This works very well, and another part of the program captures the input of the sliders.
When the application changes of status (e.g. when the button "update model" is pressed) I still need to display / use sliders with similar labels but as they are "new" the value needs to be re-initialised to zero.
The problem is that the sliders have a memory.

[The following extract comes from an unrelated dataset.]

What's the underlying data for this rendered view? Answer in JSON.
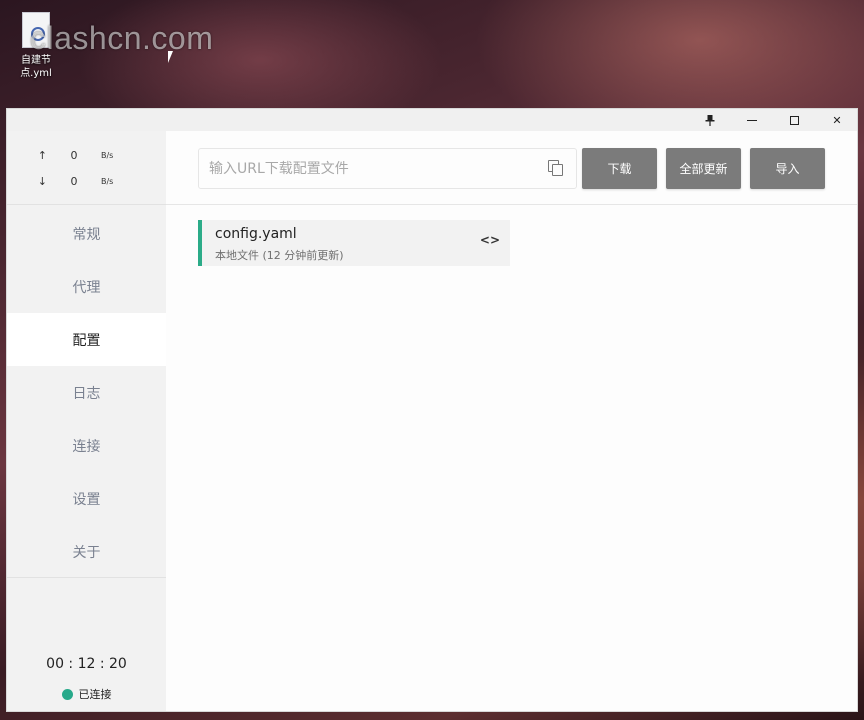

If I re-use the same inputId
paste0(Labv[i], "_v",buttn)
shiny will have the old value associated to it.
Currently my code is using the variable buttn to bypass the problem: every time the status changes I create "new" sliders.
On the other hand the more the users will use the app, the more garbage will be collected into shiny.

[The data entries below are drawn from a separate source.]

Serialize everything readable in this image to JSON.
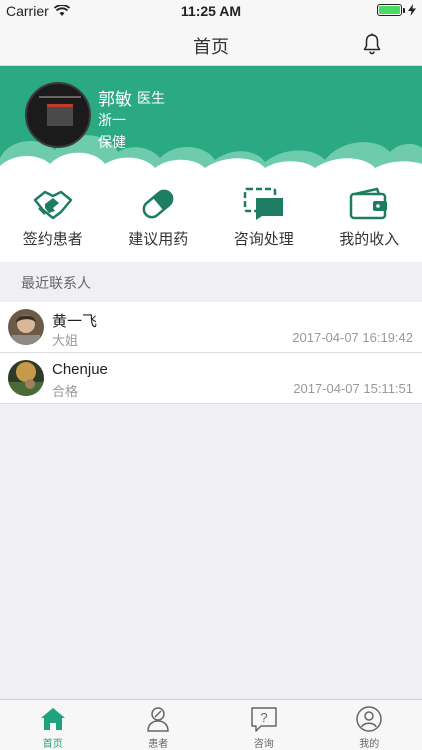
{
  "status_bar": {
    "carrier": "Carrier",
    "time": "11:25 AM",
    "battery_level": 1.0
  },
  "nav": {
    "title": "首页"
  },
  "profile": {
    "name": "郭敏",
    "title": "医生",
    "line1": "浙一",
    "line2": "保健"
  },
  "shortcuts": [
    {
      "label": "签约患者",
      "icon": "handshake-icon"
    },
    {
      "label": "建议用药",
      "icon": "pill-icon"
    },
    {
      "label": "咨询处理",
      "icon": "chat-icon"
    },
    {
      "label": "我的收入",
      "icon": "wallet-icon"
    }
  ],
  "recent": {
    "title": "最近联系人",
    "contacts": [
      {
        "name": "黄一飞",
        "subtitle": "大姐",
        "time": "2017-04-07 16:19:42"
      },
      {
        "name": "Chenjue",
        "subtitle": "合格",
        "time": "2017-04-07 15:11:51"
      }
    ]
  },
  "tabs": [
    {
      "label": "首页",
      "icon": "home-icon",
      "active": true
    },
    {
      "label": "患者",
      "icon": "patient-icon",
      "active": false
    },
    {
      "label": "咨询",
      "icon": "question-icon",
      "active": false
    },
    {
      "label": "我的",
      "icon": "profile-icon",
      "active": false
    }
  ],
  "colors": {
    "accent": "#2aa982",
    "tab_active": "#1fa37e",
    "icon_dark": "#1e7c62"
  }
}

I tried to use renderUI to send the list of elements to NULL, experimenting with sending a list of
updateTextInput(session, paste0(lbs[i],"_v",buttn),
label = NULL, value = NULL )
or tags$div("foo", NULL) but in each case the actual variable was rendered as text, which is worst!

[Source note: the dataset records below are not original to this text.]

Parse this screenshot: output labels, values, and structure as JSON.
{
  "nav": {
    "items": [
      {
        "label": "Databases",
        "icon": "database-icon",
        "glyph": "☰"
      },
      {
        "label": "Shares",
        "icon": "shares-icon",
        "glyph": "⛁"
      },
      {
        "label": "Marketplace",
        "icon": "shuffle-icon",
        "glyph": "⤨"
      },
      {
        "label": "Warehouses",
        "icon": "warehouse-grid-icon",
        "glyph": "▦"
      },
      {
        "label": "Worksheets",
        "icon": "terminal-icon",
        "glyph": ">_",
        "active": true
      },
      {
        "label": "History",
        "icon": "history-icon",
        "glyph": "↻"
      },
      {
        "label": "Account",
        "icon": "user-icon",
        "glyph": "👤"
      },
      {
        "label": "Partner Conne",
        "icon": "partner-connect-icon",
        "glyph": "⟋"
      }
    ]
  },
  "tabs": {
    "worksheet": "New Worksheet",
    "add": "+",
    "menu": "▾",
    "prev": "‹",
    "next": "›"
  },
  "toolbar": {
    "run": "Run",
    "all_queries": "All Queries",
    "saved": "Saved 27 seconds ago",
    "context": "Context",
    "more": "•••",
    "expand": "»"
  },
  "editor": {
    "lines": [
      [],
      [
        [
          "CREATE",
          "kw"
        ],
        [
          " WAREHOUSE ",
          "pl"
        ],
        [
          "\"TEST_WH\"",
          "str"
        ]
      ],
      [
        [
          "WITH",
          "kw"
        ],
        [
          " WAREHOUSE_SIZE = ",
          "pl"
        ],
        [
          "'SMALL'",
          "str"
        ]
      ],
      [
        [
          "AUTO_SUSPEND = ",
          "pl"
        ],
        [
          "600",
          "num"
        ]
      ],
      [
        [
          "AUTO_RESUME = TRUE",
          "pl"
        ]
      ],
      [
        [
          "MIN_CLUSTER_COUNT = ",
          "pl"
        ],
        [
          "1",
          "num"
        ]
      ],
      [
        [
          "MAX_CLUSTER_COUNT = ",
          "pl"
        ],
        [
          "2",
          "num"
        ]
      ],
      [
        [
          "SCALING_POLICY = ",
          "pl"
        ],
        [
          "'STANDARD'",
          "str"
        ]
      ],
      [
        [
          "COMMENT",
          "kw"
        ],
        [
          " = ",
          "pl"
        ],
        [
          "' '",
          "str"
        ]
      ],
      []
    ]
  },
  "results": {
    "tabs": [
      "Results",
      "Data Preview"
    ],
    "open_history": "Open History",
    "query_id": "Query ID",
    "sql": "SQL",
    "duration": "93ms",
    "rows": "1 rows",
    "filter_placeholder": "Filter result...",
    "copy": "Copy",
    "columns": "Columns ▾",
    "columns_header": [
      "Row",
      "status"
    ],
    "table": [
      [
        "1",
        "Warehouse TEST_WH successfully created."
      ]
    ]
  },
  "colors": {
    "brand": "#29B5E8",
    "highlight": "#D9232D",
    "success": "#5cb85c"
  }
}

# Added simplified example
library(shiny)
library(data.table)
#
dt_ = data.table( Month = month.abb[1:5],
A=rnorm(5, mean = 5, sd = 4),
B=rnorm(5, mean = 5, sd = 4),
C=rnorm(5, mean = 5, sd = 4),
D=rnorm(5, mean = 5, sd = 4),
E=rnorm(5, mean = 5, sd = 4))
dt_[,id :=.I]
dt <- copy(dt_)
setkey(dt_, "Month")
setkey(dt, "Month")
shinyApp(
ui = fluidPage(
fluidRow(
column(4,
actionButton("saveButton", "Update Model"))),
fluidRow(
column(6, dataTableOutput('DT')),
column(3, br(),br(),checkboxGroupInput("pick",h6("Picker"),
month.abb[1:5])),
column(3, uiOutput('foo'))),
fluidRow(
column(4, verbatimTextOutput('vals')))
),
server = function(session,input, output) {
valPpu <- reactiveValues()
valPpu$buttonF <- 1
valPpu$dt_ <- dt_
##
output$DT <- renderDataTable({
if(length(input$pick) > 0 ) {
# browser()
isolate( { labs <- input$pick } ) #
buttn <- valPpu$buttonF
iter <- length(labs)
valLabs <- sapply(1:iter, function(i) {
as.numeric(input[[paste0(labs[i],"_v",buttn)]]) })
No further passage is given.